What are your thoughts on the trials you have mentioned overall?
The IFM/DFCI2009 study and the CASSIOPEIA were phase 3, and the others were phase 2. Median follow-ups were remarkably different for all, and for the CASSIOPEIA and GRIFFIN [studies], they were relatively short.
One of the most important things we don’t talk about enough is how much chemotherapy was given. For the IFM/DFCI2009 study, it was about 4 cycles of induction to post consolidation. The control arm VRd had a total of 6 cycles lasting [approximately] 6 months. The FORTE study had 8 and 12, CASSIOPEIA [had] 6, and GRIFFIN [had] 4.5.

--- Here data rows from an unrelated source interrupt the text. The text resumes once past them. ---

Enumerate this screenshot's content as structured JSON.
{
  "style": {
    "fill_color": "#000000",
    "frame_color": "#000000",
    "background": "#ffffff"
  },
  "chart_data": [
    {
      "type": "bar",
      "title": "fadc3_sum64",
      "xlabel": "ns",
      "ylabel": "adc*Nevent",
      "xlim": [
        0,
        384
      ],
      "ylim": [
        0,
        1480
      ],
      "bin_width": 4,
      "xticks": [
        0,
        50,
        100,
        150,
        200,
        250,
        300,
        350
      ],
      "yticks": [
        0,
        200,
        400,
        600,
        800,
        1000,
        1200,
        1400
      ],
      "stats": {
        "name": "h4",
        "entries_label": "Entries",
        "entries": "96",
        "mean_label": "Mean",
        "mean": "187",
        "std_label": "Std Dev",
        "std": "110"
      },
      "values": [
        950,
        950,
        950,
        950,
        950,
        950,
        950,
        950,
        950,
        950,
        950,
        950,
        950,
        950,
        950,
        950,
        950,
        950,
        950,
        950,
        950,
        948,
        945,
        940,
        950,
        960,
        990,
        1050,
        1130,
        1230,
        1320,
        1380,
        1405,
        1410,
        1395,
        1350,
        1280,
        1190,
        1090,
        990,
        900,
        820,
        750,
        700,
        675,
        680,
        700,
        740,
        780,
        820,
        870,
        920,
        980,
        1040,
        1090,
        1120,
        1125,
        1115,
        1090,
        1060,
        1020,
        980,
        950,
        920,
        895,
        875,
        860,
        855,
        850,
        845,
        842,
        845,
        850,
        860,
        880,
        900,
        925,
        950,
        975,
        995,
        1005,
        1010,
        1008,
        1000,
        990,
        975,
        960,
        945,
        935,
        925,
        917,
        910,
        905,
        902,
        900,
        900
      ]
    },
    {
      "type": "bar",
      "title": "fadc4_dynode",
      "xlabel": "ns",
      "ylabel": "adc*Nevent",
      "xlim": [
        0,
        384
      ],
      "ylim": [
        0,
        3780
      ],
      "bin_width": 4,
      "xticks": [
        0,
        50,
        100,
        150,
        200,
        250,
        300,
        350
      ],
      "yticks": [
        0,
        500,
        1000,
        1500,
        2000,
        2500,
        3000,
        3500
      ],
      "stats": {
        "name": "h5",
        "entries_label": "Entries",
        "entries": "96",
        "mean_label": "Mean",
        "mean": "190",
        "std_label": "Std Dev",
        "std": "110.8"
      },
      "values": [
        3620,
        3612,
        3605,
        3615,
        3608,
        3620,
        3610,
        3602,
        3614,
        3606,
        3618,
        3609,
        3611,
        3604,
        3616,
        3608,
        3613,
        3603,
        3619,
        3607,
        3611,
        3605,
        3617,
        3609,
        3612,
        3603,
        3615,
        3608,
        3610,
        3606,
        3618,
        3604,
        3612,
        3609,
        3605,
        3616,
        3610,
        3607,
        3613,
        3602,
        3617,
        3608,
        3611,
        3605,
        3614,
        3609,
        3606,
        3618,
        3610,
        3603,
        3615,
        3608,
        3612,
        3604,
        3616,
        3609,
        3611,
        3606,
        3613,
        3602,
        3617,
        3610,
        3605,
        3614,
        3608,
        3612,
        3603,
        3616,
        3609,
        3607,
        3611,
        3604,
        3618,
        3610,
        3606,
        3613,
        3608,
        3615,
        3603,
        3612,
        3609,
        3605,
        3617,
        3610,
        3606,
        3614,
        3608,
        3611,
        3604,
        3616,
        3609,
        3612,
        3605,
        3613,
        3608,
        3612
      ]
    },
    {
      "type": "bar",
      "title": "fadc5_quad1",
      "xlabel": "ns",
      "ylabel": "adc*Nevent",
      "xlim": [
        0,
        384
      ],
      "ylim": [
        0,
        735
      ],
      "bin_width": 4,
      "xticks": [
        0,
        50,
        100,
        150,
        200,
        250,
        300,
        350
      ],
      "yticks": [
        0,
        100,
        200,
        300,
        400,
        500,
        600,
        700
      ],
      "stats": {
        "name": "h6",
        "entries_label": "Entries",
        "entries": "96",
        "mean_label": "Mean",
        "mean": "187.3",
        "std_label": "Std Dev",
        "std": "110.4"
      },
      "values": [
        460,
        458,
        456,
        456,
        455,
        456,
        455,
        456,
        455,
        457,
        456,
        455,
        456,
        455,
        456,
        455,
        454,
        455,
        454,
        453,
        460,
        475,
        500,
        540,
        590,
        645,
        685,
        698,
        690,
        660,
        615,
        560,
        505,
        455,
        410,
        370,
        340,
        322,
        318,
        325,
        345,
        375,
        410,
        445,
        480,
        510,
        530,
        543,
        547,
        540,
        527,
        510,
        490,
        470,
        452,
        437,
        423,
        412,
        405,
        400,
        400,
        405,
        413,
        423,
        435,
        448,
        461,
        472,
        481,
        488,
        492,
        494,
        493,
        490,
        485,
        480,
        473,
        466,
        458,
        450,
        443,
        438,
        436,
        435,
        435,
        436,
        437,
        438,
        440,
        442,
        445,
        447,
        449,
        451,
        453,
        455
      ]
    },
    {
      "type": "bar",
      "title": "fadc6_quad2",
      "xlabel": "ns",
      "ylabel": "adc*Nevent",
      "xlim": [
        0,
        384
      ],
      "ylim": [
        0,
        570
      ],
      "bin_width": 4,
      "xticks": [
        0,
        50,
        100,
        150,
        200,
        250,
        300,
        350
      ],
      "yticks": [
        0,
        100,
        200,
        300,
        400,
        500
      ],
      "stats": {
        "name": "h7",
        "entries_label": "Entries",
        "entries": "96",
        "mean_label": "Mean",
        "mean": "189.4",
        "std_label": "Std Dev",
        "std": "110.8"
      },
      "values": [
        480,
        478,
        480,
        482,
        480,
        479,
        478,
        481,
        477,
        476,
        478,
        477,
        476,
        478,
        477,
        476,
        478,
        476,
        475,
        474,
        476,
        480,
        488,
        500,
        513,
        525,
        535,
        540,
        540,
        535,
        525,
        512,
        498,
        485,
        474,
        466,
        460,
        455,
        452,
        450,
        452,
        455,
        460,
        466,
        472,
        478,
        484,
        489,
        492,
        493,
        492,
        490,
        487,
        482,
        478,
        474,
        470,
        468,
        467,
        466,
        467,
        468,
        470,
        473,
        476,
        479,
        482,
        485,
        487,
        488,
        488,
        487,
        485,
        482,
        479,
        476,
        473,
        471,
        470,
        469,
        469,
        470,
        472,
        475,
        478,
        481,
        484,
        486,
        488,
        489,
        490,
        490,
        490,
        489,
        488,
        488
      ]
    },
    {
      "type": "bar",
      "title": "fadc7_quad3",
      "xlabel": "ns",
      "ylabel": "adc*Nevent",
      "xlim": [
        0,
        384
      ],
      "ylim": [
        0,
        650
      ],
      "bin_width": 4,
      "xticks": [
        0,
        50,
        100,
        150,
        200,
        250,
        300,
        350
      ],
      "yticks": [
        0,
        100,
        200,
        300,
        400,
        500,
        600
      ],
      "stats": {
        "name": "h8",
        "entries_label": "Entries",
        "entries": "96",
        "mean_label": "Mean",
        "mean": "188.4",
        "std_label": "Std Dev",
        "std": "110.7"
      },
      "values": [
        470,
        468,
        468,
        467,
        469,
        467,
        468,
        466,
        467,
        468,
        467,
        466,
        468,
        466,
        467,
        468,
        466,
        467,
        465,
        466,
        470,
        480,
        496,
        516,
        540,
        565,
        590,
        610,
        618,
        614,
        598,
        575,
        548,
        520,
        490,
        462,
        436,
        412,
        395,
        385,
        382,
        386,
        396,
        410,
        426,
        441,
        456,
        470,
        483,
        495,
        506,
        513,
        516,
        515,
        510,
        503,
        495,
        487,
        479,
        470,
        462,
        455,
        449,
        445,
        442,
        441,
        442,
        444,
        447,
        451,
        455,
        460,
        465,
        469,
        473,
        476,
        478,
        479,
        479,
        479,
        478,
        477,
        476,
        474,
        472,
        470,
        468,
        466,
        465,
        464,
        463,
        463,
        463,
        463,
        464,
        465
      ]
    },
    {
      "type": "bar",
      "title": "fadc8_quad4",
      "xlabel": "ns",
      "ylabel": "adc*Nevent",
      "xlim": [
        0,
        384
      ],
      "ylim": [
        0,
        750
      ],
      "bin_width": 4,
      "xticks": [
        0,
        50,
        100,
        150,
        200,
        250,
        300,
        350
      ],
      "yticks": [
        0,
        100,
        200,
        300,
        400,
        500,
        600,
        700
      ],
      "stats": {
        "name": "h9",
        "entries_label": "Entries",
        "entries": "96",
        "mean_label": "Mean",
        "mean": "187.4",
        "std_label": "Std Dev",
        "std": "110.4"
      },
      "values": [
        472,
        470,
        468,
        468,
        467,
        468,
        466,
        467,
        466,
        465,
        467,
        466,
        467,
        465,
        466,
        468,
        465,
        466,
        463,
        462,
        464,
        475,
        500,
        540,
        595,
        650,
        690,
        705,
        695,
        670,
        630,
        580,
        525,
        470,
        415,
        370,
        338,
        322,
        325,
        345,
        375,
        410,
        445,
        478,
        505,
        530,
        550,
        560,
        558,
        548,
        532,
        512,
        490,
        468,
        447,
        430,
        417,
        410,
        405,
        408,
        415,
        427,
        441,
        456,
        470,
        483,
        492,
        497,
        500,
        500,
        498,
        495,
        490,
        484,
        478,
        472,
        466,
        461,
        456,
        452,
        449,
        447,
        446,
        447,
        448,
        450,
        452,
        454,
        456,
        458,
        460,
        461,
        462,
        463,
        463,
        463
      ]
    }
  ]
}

All studies, apart from the GRIFFIN study, use cyclophosphamide mobilization. Because the end points are very different, if you look at post consolidation very good partial response, usually the experimental arm does better. It was 78% vs 69% [in the IFM/DFCI2009 study], but the FORTE [study was] quite comparable at 89% vs 87%. In CASSIOPEIA, it was 83% vs 78%, and in the GRIFFIN study, it was highest at 91% vs 73%.
For the PFS differences, the data are not mature enough. But all 3 studies, apart from the GRIFFIN study, show an improvement. VRd plus ASCT was superior by PFS. KRd plus ASCT was superior. D-VTd was superior as well.